As you explore this data, you might have noticed the console at the bottom of the page. As you update your worksheet, the console displays the equivalent OPAL statements. You can combine UI actions with OPAL, the Observe Processing and Analysis Language, to build more complex queries than the UI alone. For more, see OPAL — Observe Processing and Analysis Language

Create a visualization

Now that you have some useful columns, try creating a visualization.

From the More menu, select Add Visualization:

This creates a new visualization card, ready to configure in the right rail.

Example:

Maximum of CPU grouped by Command, as a Stacked Area chart:

If you like this worksheet, click the Save button to save it. You can find it later under “Your Worksheets” and pick up where you left off or share it with others.

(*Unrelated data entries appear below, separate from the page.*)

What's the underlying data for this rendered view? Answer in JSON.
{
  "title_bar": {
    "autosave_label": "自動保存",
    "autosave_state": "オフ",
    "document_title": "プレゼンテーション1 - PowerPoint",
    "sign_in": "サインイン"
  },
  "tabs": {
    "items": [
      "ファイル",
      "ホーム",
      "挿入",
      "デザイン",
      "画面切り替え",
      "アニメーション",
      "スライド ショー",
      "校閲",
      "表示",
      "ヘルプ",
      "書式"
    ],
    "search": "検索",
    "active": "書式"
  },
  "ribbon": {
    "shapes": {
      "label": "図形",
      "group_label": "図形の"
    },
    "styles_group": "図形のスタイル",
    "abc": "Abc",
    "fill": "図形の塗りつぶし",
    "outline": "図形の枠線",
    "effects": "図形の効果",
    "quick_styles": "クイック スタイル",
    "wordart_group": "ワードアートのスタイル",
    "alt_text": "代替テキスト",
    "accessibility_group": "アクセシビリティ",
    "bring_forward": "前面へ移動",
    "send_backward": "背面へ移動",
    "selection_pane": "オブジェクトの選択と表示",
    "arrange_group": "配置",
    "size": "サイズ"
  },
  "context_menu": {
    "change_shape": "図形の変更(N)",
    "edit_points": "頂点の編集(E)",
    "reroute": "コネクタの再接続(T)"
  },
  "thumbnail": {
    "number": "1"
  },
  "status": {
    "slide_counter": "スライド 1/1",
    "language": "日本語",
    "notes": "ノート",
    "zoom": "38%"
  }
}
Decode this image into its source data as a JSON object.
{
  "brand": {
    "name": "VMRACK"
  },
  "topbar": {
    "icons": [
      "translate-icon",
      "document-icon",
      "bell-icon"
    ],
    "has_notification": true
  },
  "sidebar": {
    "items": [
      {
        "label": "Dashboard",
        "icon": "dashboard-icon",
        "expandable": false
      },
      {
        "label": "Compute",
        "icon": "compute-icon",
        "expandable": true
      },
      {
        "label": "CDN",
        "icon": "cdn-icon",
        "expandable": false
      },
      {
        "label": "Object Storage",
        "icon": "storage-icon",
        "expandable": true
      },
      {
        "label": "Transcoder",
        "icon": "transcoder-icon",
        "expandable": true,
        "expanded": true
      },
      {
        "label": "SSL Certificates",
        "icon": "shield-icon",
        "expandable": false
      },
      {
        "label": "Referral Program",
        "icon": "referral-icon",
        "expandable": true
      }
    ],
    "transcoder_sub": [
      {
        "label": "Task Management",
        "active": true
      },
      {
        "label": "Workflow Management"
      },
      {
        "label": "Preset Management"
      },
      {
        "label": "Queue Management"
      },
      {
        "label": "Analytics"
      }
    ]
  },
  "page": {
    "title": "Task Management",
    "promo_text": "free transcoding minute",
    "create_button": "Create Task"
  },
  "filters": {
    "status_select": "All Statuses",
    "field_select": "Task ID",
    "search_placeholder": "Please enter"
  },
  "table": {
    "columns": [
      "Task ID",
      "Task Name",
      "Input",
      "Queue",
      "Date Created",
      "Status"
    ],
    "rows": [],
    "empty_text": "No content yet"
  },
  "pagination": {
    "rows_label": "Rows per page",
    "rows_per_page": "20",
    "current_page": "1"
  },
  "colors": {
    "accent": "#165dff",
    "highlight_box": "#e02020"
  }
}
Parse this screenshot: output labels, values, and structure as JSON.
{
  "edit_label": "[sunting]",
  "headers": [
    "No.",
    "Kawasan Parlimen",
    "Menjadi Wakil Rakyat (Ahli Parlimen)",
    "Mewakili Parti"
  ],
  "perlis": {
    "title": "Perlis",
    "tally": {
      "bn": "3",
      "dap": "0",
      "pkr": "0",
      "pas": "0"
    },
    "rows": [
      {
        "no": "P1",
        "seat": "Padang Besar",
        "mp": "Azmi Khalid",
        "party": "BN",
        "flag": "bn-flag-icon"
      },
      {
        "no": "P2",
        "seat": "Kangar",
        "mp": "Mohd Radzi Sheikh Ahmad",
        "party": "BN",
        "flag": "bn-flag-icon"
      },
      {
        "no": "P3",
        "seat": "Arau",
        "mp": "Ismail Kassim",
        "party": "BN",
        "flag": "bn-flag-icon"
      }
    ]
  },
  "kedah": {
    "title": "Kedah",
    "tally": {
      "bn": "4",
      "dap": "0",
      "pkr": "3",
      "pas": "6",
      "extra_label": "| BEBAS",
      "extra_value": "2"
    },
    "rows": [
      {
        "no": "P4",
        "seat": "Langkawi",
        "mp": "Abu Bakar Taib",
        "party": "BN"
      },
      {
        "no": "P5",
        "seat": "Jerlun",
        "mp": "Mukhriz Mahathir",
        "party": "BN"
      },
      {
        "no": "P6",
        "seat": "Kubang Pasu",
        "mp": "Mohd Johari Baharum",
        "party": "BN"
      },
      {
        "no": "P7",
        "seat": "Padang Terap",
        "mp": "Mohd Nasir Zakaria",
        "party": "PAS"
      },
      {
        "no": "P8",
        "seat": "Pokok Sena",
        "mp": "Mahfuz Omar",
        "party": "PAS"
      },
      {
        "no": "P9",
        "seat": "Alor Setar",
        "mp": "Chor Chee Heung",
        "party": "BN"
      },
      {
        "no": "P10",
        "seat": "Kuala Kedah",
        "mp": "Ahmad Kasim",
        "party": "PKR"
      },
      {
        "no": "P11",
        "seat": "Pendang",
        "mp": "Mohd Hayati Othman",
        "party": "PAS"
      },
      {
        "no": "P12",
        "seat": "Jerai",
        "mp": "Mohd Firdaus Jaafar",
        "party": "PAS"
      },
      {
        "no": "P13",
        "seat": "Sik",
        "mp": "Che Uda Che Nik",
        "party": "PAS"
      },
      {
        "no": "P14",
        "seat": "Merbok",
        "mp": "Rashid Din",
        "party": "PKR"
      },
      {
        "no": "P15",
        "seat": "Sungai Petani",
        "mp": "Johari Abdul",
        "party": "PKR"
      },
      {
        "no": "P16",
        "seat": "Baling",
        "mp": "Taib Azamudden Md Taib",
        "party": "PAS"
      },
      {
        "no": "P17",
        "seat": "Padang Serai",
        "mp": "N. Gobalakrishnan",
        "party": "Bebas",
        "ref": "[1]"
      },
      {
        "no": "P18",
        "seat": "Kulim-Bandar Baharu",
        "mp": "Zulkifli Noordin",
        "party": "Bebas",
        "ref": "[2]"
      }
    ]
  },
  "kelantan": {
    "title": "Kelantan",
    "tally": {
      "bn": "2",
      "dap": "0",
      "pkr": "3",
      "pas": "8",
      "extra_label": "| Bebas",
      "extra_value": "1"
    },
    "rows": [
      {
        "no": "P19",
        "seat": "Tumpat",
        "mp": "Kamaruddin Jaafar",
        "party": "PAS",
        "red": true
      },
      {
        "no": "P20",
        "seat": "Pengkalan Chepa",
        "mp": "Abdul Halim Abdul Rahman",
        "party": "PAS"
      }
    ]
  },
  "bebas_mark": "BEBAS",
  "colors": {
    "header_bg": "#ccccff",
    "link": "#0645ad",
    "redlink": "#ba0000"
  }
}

You can also change its name to something more meaningful by clicking on “Observation” at the top of the page.

In addition to referring back to this particular data, you might want to link the results of your shaping elsewhere in Observe. To do this, create a new dataset by publishing it.

Publishing an event stream

You have already seen an event stream, in the form of the Firehose. Event streams, along with Resource Sets, are types of datasets. And like any dataset, they can be linked to other stages in other worksheets as part of data shaping.

To create an event stream from this worksheet, click Publish New Event Stream in the right rail. Your current worksheet updates to reference this new dataset, so if its definition changes later, it gets those changes automatically. (And so will any other worksheets that reference it.)